Over 20,000 People Employed Full-Time To Provide Annotations For Training LLMs: François Chollet

The AI revolution is thought to have occurred largely because of the efforts of AI researchers and the ever-growing levels of compute, but there’s also a massive operation by an entirely different set of people — human data annotators.

Former Google engineer Francois Chollet, who is the creator of the Keras library and the co-founder of ARC-AGI prize, has said that over 20,000 humans have been employed full-time over the last few years to provide annotations to train LLMs. He suggested that this human intervention, instead of compute, was the chief bottleneck in LLM progress.

“The narrative around LLMs is that they got better purely by scaling up pretraining *compute*,” he posted on X. “In reality, they got better by scaling up pretraining *data*, while compute is only a means to the end of cramming more data into the model. Data is the fundamental bottleneck. You can’t scale up pretraining compute without more data,” he added.

“And so far this data has been chiefly human-generated — over 20,000 people have been employed full-time for the past few years to provide annotations to train LLMs on.
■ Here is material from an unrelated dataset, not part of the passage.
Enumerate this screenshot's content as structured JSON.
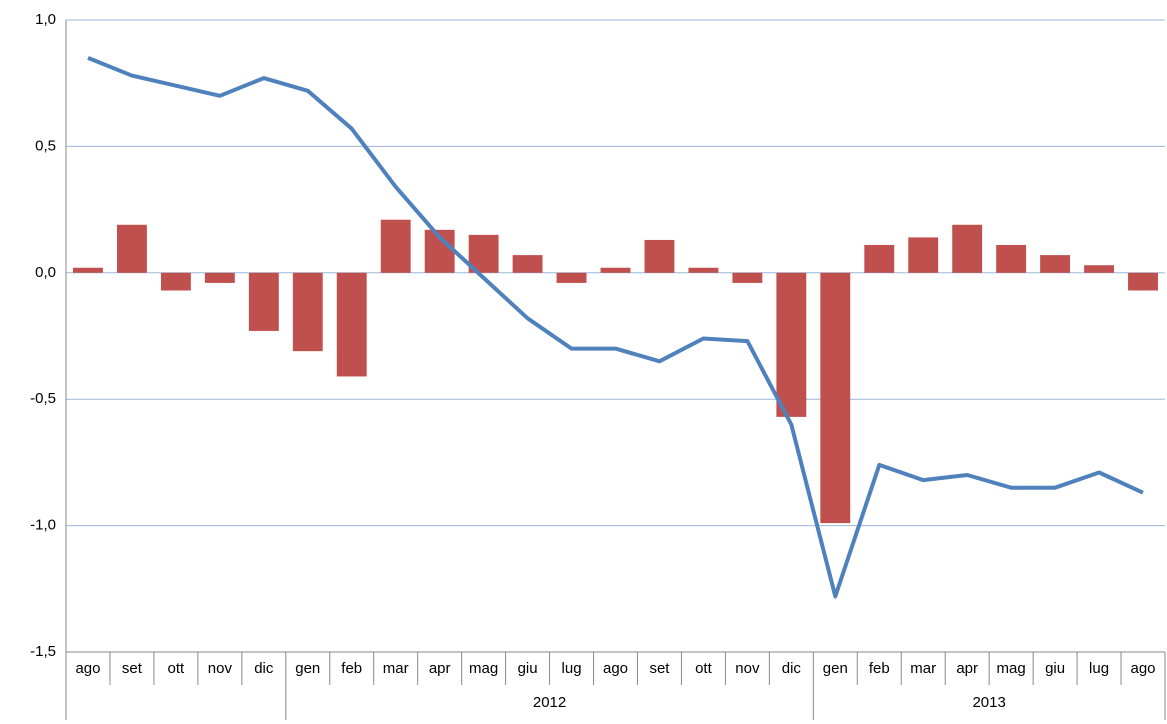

Even when the data is coming from Reinforcement Learning environments, the environments still had to be purposely handcrafted by humans,” Chollet added.

“And that’s the fundamental bottleneck here: these models are completely dependent on human output. They are an interpolative database of what we put into them,” he said. Chollet said that this wouldn’t be the case with true AGI. “Meanwhile, AGI will in fact get better by simply adding more *compute*. It will not be bottlenecked by the availability of human-generated text,” he added.

Modern LLMs are first trained on large amounts of data that’s available on the internet and through books. But they also require guidance on how to answer questions and behave with users, and they are provided this data by humans writing questions and answers that are used to further train the models. There are large companies such as Scale AI and Surge that specialize in providing human-written text to train models. These companies employ large numbers of contractors in places like Kenya and Venezuela, but increasingly domain specialists and PhDs have also been used to create text to train models.

And it appears that as many as 20,000 humans have been employed full-time to create this data for different companies over the last few years. The job of a Human data annotator is one of the few new jobs that are being created by AI — such roles didn’t exist before — but give how smart AI systems are getting, it’s unlikely how long these jobs will be viable for. There’s also a focus on using synthetic data, that could render such jobs obsolete in a few years. But at the moment, the AI industry isn’t just being powered by massive datacenters and highly-paid AI researchers — it’s also being powered by humans that are assiduously writing text to help train AI models.